California is being inundated with calamities. The COVID-19 pandemic continues to sicken and kill thousands. Wildfires exacerbated by the climate crisis rage and cause unhealthy levels of air pollution, displacing families across the state. A tidal wave of evictions looms due to an economic crisis in a housing environment with longstanding affordability problems. Numerous instances of anti-Blackness and state-sanctioned violence continue to occur. Death Valley reached the highest temperature on record.
This is just to name a few of our ongoing problems.
The challenges are many and mighty, and those of us who live and work in the Central Valley know that these mounting issues will take extraordinary effort and focus to overcome, especially after the year we have had. We need bold leadership to navigate us through these crises. We need candidates here in the valley who care about these issues and the health of our communities first and foremost to run for office.
As founding board members of Valley Voters for the Environment and Health Political Action Committee, our mission is to do just that. We are working to elect environmental justice and public health champions for local offices in the Central Valley. With election season in full swing, we look forward to building community support for candidates that center environmental justice in communities across the valley.
Our region has much to be proud of, like our cultural diversity and abundance of resources. And yet, we face many challenges as one of the most polluted places in the US, with some of the highest concentrations of poverty anywhere in the country. The time to counteract the public health crisis caused by an unhealthy environment is long overdue.
We saw the need for elected champions again this California legislative session. In the midst of the calamities described above, Central Valley advocates and residents were failed by their elected officials when key public land and public health protection bills (AB 3030 and AB 345) were killed.
Despite years of tireless advocacy, our elected leaders sided with extractive industries. They continued to take thousands of dollars from these extractive industries that damage our health and our environment. From Fresno to Kern County, oil and gas industries have contributed tons of money to county supervisors, assembly members, senators and other down ballot races. Campaign donations have carried more weight than community health for far too long.
We need decision-makers who represent the progressive, climate-centered platform Central Valley communities have demanded for so long, putting public health and environmental justice front and center. We urgently need leadership that prioritizes Black, indigenous, people of color and will fight the deep-pocketed power players that are major polluters: the oil and gas industry, industrialized agriculture and sprawling infrastructure related to freight and goods movement. We need elected officials who won’t take a dime from fossil fuel companies, and leaders who will help shape the Central Valley toward a future that is filled with abundance, equity and deep care for its communities.
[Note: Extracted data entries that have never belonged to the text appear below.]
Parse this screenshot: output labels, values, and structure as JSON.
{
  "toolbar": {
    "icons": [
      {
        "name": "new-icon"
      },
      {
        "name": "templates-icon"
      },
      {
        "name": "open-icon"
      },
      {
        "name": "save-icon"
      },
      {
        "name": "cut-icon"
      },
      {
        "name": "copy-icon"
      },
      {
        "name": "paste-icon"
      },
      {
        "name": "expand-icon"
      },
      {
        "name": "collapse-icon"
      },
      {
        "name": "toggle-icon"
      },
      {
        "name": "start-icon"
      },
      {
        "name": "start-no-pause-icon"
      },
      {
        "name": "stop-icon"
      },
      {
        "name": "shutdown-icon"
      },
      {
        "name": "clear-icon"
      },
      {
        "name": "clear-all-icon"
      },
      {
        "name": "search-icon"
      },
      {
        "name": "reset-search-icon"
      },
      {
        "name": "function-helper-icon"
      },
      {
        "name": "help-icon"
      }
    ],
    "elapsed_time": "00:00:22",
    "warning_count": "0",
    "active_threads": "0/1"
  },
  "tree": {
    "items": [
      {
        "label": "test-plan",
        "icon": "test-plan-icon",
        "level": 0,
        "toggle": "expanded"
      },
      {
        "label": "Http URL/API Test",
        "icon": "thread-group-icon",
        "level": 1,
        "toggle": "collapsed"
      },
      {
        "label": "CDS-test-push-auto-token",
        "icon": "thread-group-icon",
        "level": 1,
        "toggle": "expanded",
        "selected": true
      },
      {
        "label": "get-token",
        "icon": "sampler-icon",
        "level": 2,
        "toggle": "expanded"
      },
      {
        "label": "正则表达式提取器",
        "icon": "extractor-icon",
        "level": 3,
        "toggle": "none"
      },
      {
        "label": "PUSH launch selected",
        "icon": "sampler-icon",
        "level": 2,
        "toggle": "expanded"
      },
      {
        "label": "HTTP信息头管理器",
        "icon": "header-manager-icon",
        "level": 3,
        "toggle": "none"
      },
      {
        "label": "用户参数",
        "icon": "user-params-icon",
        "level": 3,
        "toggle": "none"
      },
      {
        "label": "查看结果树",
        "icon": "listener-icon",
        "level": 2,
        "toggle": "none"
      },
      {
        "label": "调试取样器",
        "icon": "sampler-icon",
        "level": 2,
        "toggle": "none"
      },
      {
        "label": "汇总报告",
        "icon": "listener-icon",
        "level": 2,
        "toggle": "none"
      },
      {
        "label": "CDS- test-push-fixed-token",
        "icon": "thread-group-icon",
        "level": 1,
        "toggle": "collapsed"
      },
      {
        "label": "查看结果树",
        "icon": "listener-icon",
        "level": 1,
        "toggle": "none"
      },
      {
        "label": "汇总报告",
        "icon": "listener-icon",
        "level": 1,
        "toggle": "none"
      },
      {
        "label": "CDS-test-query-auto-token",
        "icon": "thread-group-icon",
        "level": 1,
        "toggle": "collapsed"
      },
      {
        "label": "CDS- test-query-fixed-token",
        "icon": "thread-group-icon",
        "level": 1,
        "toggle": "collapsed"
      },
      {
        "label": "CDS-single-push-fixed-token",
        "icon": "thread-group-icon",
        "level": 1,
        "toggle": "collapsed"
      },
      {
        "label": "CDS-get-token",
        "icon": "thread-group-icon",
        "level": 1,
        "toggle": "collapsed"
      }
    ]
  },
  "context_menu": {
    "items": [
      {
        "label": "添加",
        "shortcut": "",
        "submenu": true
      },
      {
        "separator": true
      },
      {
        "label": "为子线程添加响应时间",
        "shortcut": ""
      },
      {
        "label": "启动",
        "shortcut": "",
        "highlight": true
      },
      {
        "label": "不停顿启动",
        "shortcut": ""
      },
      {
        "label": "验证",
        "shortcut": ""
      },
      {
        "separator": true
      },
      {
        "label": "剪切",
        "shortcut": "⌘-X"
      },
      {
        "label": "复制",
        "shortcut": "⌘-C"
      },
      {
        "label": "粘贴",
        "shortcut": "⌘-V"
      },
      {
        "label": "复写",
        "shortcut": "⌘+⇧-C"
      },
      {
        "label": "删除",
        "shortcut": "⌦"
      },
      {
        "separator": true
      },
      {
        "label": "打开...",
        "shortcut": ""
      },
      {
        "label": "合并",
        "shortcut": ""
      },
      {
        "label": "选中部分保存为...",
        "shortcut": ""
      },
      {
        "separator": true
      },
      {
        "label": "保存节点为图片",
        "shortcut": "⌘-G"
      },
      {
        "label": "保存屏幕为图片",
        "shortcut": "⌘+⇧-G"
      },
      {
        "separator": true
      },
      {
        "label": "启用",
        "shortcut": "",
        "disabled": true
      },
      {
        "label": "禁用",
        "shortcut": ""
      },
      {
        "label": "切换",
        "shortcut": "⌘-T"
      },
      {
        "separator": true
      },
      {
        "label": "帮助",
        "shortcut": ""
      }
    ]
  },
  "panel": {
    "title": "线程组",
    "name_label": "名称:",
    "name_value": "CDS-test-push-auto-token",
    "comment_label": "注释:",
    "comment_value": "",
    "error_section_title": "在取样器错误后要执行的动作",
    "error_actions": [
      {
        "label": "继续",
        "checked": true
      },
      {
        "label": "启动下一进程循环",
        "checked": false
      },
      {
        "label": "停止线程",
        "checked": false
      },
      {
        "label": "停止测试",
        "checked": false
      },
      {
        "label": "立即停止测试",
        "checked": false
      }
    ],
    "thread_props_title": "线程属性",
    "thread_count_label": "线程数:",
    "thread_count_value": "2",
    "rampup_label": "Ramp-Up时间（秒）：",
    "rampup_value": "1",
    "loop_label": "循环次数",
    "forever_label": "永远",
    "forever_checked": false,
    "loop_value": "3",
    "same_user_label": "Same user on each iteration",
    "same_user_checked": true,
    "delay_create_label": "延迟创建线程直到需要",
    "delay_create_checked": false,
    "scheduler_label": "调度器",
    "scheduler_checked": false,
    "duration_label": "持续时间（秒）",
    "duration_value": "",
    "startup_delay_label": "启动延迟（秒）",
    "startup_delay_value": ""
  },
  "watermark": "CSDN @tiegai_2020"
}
So many of us across the valley faced daily challenges to our very existence, even pre-pandemic. To achieve an equitable and just recovery from these multilayered crises, we must center public health and sustainability, particularly in disproportionately impacted communities of color and low-income communities. It is moments like these that define true leadership. Each of us are called not just to think of our survival, but to have a longterm, transformative vision that creates a future more worthy and prosperous.Â
Andrew Escamilla and Catherine Garoupa White are founding board members of Valley Voters for the Environment and Health Political Action Committee.